The ruckers, as they call themselves because of the rucksacks on their backs, are carrying a very special memento.
A single intact paddle was found in the wreckage from the crash. That paddle has become a symbol of the loss felt by the Marine Raiders.
The paddle the ruckers carry has been decorated in memory of the seven fallen Marines. One side is adorned with unit patches and the other with dog tags.
Each of the 14 ruckers has a personal connection to the fallen Marine Raiders, said Lauren Smith, the operations director with the march. Some were longtime friends and others are family members, though the ruckers have posted on their Facebook page that Marine Raiders as a whole feel a sense of family and community that is second to none.
Smith has walked 40 of the 770-miles with the Marines to fully appreciate what they're doing. Smith and others are walking with the Marines at various points. She said it didn't feel right to not put herself through the same discomfort they're feeling.
"Even though we all have blistered feet, our knees are sore ... we're fighting through every single day because we keep in mind that we have the honor of bringing the fallen seven home," Smith said.
Each team has walked in 11-mile segments, on average, since the march began.
"I don't think the general public understands what that means," Smith said. "I had absolutely no idea what it meant to travel 11 to 12 miles carrying a 45-pound rucksack."
- But if anyone can complete a 770-mile trip, on foot, in 11 days, it's Marines.
"They're Marines. They're taught to overcome pain," Smith said, adding that the moral is still high for the ruckers.
The ruckers have a lot of time to think, Smith said. There's a lot of reflection in the middle of the night, especially after hearing stories about the fallen seven from civilians who have walked with them. The ruckers now carry others' memories along with their own.
Inside the rucksacks have 6 pounds of water, personal gear and large steel plates with the names of the 11 military members killed in the crash, according to a Facebook post.

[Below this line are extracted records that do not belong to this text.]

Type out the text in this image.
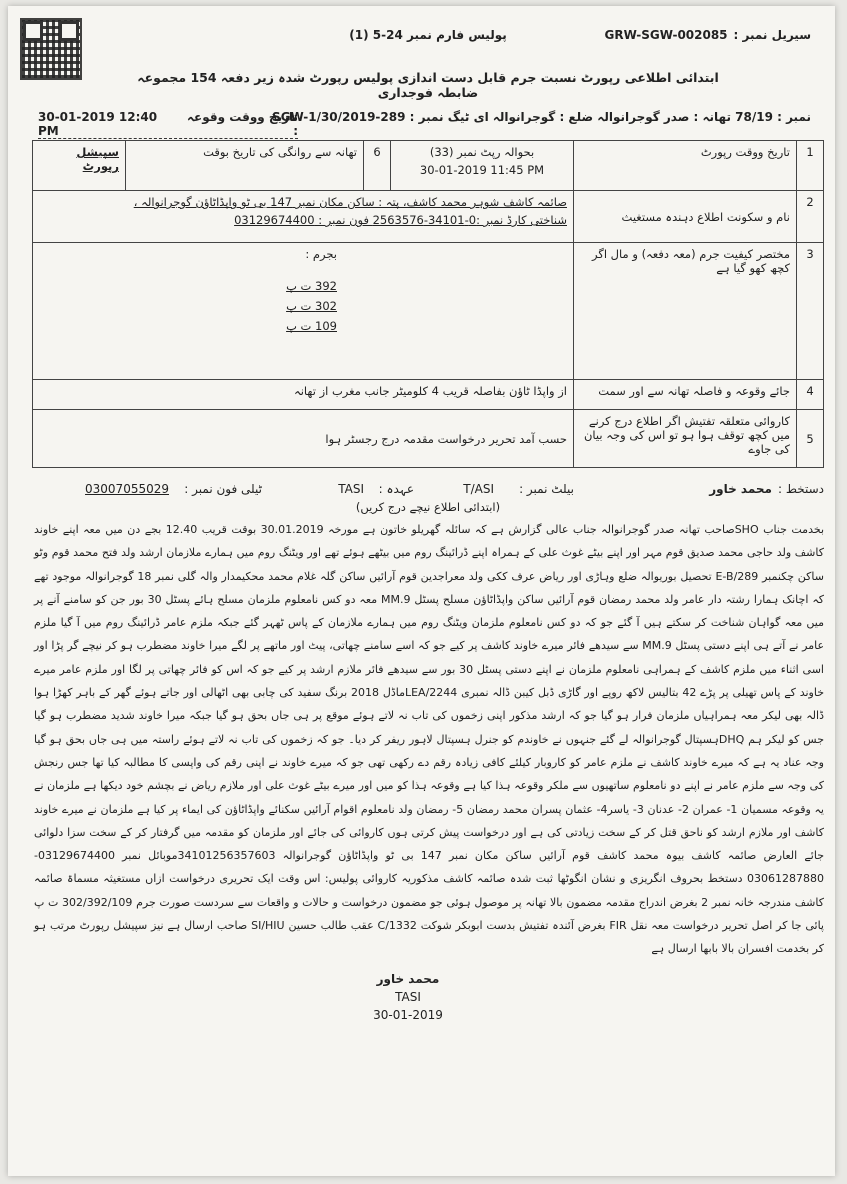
سیریل نمبر :
GRW-SGW-002085
پولیس فارم نمبر 24-5 (1)
ابتدائی اطلاعی رپورٹ نسبت جرم قابل دست اندازی پولیس رپورٹ شدہ زیر دفعہ 154 مجموعہ ضابطہ فوجداری
نمبر : 78/19 تھانہ : صدر گوجرانوالہ ضلع : گوجرانوالہ ای ٹیگ نمبر : SGW-1/30/2019-289
تاریخ ووقت وقوعہ :
30-01-2019 12:40 PM
1	تاریخ ووقت رپورٹ	بحوالہ رپٹ نمبر (33)
30-01-2019 11:45 PM	6	تھانہ سے روانگی کی تاریخ بوقت	سپیشل رپورٹ
2	نام و سکونت اطلاع دہندہ مستغیث	صائمہ کاشف شوہر محمد کاشف، پتہ : ساکن مکان نمبر 147 بی ٹو واپڈاٹاؤن گوجرانوالہ ،
شناختی کارڈ نمبر :0-34101-2563576 فون نمبر : 03129674400			

3	مختصر کیفیت جرم (معہ دفعہ) و مال اگر کچھ کھو گیا ہے	بجرم :
392 ت پ
302 ت پ
109 ت پ			

4	جائے وقوعہ و فاصلہ تھانہ سے اور سمت	از واپڈا ٹاؤن بفاصلہ قریب 4 کلومیٹر جانب مغرب از تھانہ			
5	کاروائی متعلقہ تفتیش اگر اطلاع درج کرنے میں کچھ توقف ہوا ہو تو اس کی وجہ بیان کی جاوے	حسب آمد تحریر درخواست مقدمہ درج رجسٹر ہوا			
دستخط :
محمد خاور
بیلٹ نمبر :
T/ASI
عہدہ :
TASI
ٹیلی فون نمبر :
03007055029
(ابتدائی اطلاع نیچے درج کریں)
بخدمت جناب SHOصاحب تھانہ صدر گوجرانوالہ جناب عالی گزارش ہے کہ سائلہ گھریلو خاتون ہے مورخہ 30.01.2019 بوقت قریب 12.40 بجے دن میں معہ اپنے خاوند کاشف ولد حاجی محمد صدیق قوم مہر اور اپنے بیٹے غوث علی کے ہمراہ اپنے ڈرائینگ روم میں بیٹھے ہوئے تھے اور ویٹنگ روم میں ہمارے ملازمان ارشد ولد فتح محمد قوم وٹو ساکن چکنمبر 289/E-B تحصیل بوریوالہ ضلع وہاڑی اور ریاض عرف ککی ولد معراجدین قوم آرائیں ساکن گلہ غلام محمد محکیمدار والہ گلی نمبر 18 گوجرانوالہ موجود تھے کہ اچانک ہمارا رشتہ دار عامر ولد محمد رمضان قوم آرائیں ساکن واپڈاٹاؤن مسلح پسٹل MM.9 معہ دو کس نامعلوم ملزمان مسلح ہائے پسٹل 30 بور جن کو سامنے آنے پر میں معہ گواہان شناخت کر سکتے ہیں آ گئے جو کہ دو کس نامعلوم ملزمان ویٹنگ روم میں ہمارے ملازمان کے پاس ٹھہر گئے جبکہ ملزم عامر ڈرائینگ روم میں آ گیا ملزم عامر نے آتے ہی اپنے دستی پسٹل MM.9 سے سیدھے فائر میرے خاوند کاشف پر کیے جو کہ اسے سامنے چھاتی، پیٹ اور ماتھے پر لگے میرا خاوند مضطرب ہو کر نیچے گر پڑا اور اسی اثناء میں ملزم کاشف کے ہمراہی نامعلوم ملزمان نے اپنے دستی پسٹل 30 بور سے سیدھے فائر ملازم ارشد پر کیے جو کہ اس کو فائر چھاتی پر لگا اور ملزم عامر میرے خاوند کے پاس تھیلی پر پڑے 42 بتالیس لاکھ روپے اور گاڑی ڈبل کیبن ڈالہ نمبری LEA/2244ماڈل 2018 برنگ سفید کی چابی بھی اٹھالی اور جاتے ہوئے گھر کے باہر کھڑا ہوا ڈالہ بھی لیکر معہ ہمراہیاں ملزمان فرار ہو گیا جو کہ ارشد مذکور اپنی زخموں کی تاب نہ لاتے ہوئے موقع پر ہی جاں بحق ہو گیا جبکہ میرا خاوند شدید مضطرب ہو گیا جس کو لیکر ہم DHQہسپتال گوجرانوالہ لے گئے جنہوں نے خاوندم کو جنرل ہسپتال لاہور ریفر کر دیا۔ جو کہ زخموں کی تاب نہ لاتے ہوئے راستہ میں ہی جاں بحق ہو گیا وجہ عناد یہ ہے کہ میرے خاوند کاشف نے ملزم عامر کو کاروبار کیلئے کافی زیادہ رقم دے رکھی تھی جو کہ میرے خاوند نے اپنی رقم کی واپسی کا مطالبہ کیا تھا جس رنجش کی وجہ سے ملزم عامر نے اپنے دو نامعلوم ساتھیوں سے ملکر وقوعہ ہذا کیا ہے وقوعہ ہذا کو میں اور میرے بیٹے غوث علی اور ملازم ریاض نے بچشم خود دیکھا ہے ملزمان نے یہ وقوعہ مسمیان 1- عمران 2- عدنان 3- یاسر4- عثمان پسران محمد رمضان 5- رمضان ولد نامعلوم اقوام آرائیں سکنائے واپڈاٹاؤن کی ایماء پر کیا ہے ملزمان نے میرے خاوند کاشف اور ملازم ارشد کو ناحق قتل کر کے سخت زیادتی کی ہے اور درخواست پیش کرتی ہوں کاروائی کی جائے اور ملزمان کو مقدمہ میں گرفتار کر کے سخت سزا دلوائی جائے العارض صائمہ کاشف بیوہ محمد کاشف قوم آرائیں ساکن مکان نمبر 147 بی ٹو واپڈاٹاؤن گوجرانوالہ 34101256357603موبائل نمبر 03129674400-03061287880 دستخط بحروف انگریزی و نشان انگوٹھا ثبت شدہ صائمہ کاشف مذکوریہ کاروائی پولیس: اس وقت ایک تحریری درخواست ازاں مستغیثہ مسماۃ صائمہ کاشف مندرجہ خانہ نمبر 2 بغرض اندراج مقدمہ مضمون بالا تھانہ پر موصول ہوئی جو مضمون درخواست و حالات و واقعات سے سردست صورت جرم 302/392/109 ت پ پائی جا کر اصل تحریر درخواست معہ نقل FIR بغرض آئندہ تفتیش بدست ابوبکر شوکت C/1332 عقب طالب حسین SI/HIU صاحب ارسال ہے نیز سپیشل رپورٹ مرتب ہو کر بخدمت افسران بالا بابھا ارسال ہے
محمد خاور
TASI
30-01-2019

The plates tip the scales at 40 pounds.
The Facebook page has been updated regularly with posts and photos of their progress since they stepped off in Florida, including notes from the ruckers on why they chose to ruck 770 miles.
One rucker, identified as "Andy H.," said Staff Sgt. Liam Flynn was a longtime friend of his and he's walking from Florida to Camp Lejeune for Flynn's daughter, Leilani.

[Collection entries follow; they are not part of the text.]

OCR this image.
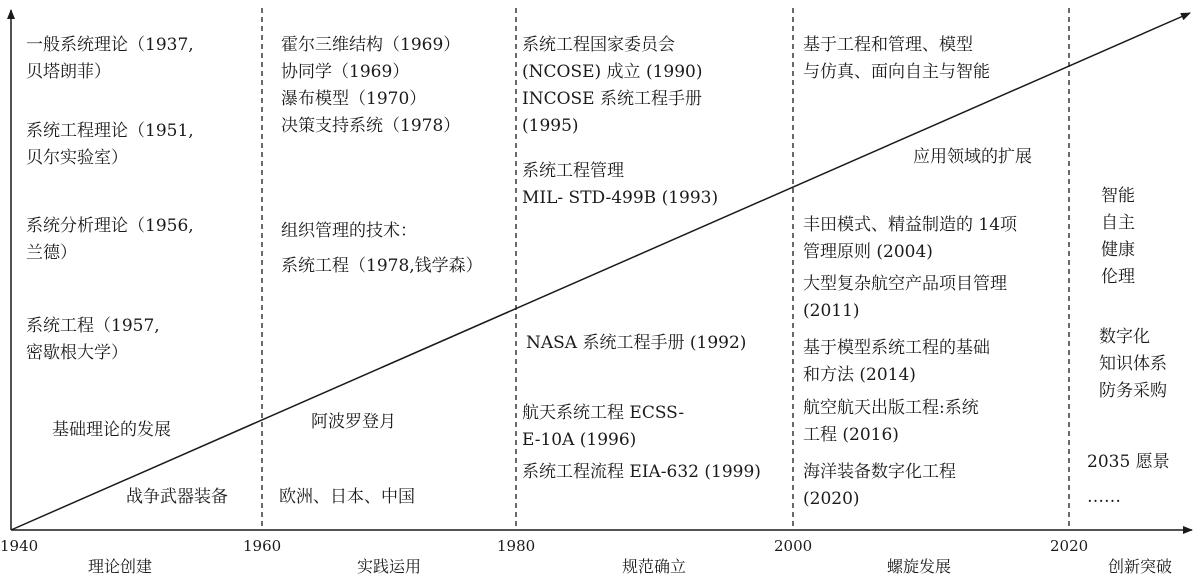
1940	1960	1980	2000	2020
理论创建	实践运用	规范确立	螺旋发展	创新突破
一般系统理论（1937,
贝塔朗菲）
系统工程理论（1951,
贝尔实验室）
系统分析理论（1956,
兰德）
系统工程（1957,
密歇根大学）
基础理论的发展
战争武器装备
霍尔三维结构（1969）
协同学（1969）
瀑布模型（1970）
决策支持系统（1978）
组织管理的技术：
系统工程（1978,钱学森）
阿波罗登月
欧洲、日本、中国
系统工程国家委员会
(NCOSE) 成立 (1990)
INCOSE 系统工程手册
(1995)
系统工程管理
MIL- STD-499B (1993)
NASA 系统工程手册 (1992)
航天系统工程 ECSS-
E-10A (1996)
系统工程流程 EIA-632 (1999)
基于工程和管理、模型
与仿真、面向自主与智能
应用领域的扩展
丰田模式、精益制造的 14项
管理原则 (2004)
大型复杂航空产品项目管理
(2011)
基于模型系统工程的基础
和方法 (2014)
航空航天出版工程:系统
工程 (2016)
海洋装备数字化工程
(2020)
智能
自主
健康
伦理
数字化
知识体系
防务采购
2035 愿景
……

"As she grows up, I'm confident she will know what an amazing man and warrior her daddy was, but I want her to also understand how important he was to me and so many other people," he said.

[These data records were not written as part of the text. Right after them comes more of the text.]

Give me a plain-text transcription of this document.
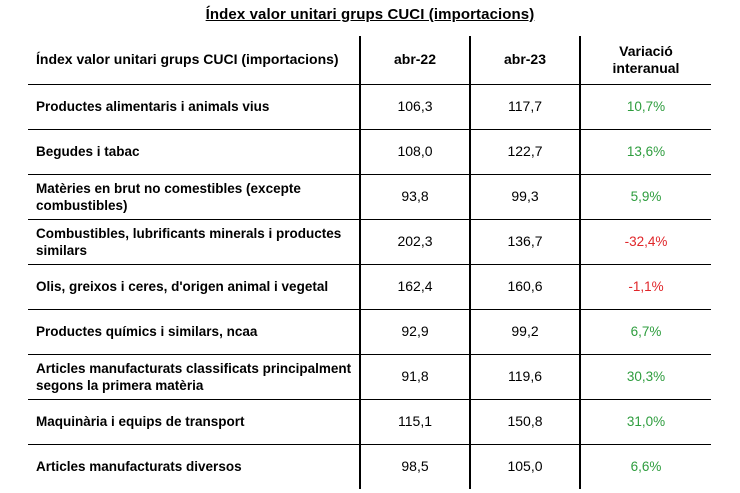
Índex valor unitari grups CUCI (importacions)
Índex valor unitari grups CUCI (importacions)	abr-22	abr-23	Variació interanual
Productes alimentaris i animals vius	106,3	117,7	10,7%
Begudes i tabac	108,0	122,7	13,6%
Matèries en brut no comestibles (excepte combustibles)	93,8	99,3	5,9%
Combustibles, lubrificants minerals i productes similars	202,3	136,7	-32,4%
Olis, greixos i ceres, d'origen animal i vegetal	162,4	160,6	-1,1%
Productes químics i similars, ncaa	92,9	99,2	6,7%
Articles manufacturats classificats principalment segons la primera matèria	91,8	119,6	30,3%
Maquinària i equips de transport	115,1	150,8	31,0%
Articles manufacturats diversos	98,5	105,0	6,6%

Be there for the final stretch
Smith said the groups will be setting off for the final leg of the journey at 9:30 a.m. Monday from Stump Sound Park, located at 1771 N.C. 172 in Sneads Ferry. Supporters can line the roads and march with the ruckers from the park to the Marine Federal Credit Union, located at 467 N.C. 210 in Holly Ridge, the span of about 3.5 miles.
The ruckers are hoping residents come out to celebrate and support their commitment. Flags, banners and cheers are welcomed for those who'd like to see the ruckers home to Stone's Bay. The ruckers will present the decorated paddle to the 2nd Marine Raider Battalion following their final walk.
Those interested in donating may do so at MarineRaiderMemorialMarch.com. T-shirts in honor of the march are available for pre-order online at GruntWorks11b.com for $24.99. The outline of a Marine walking with the paddle is printed on the front along with "Honoring them one step at a time." On the back, the names of the fallen seven are printed.
There will be dog tags and coins available for purchase on Monday morning if any are left, Smith added.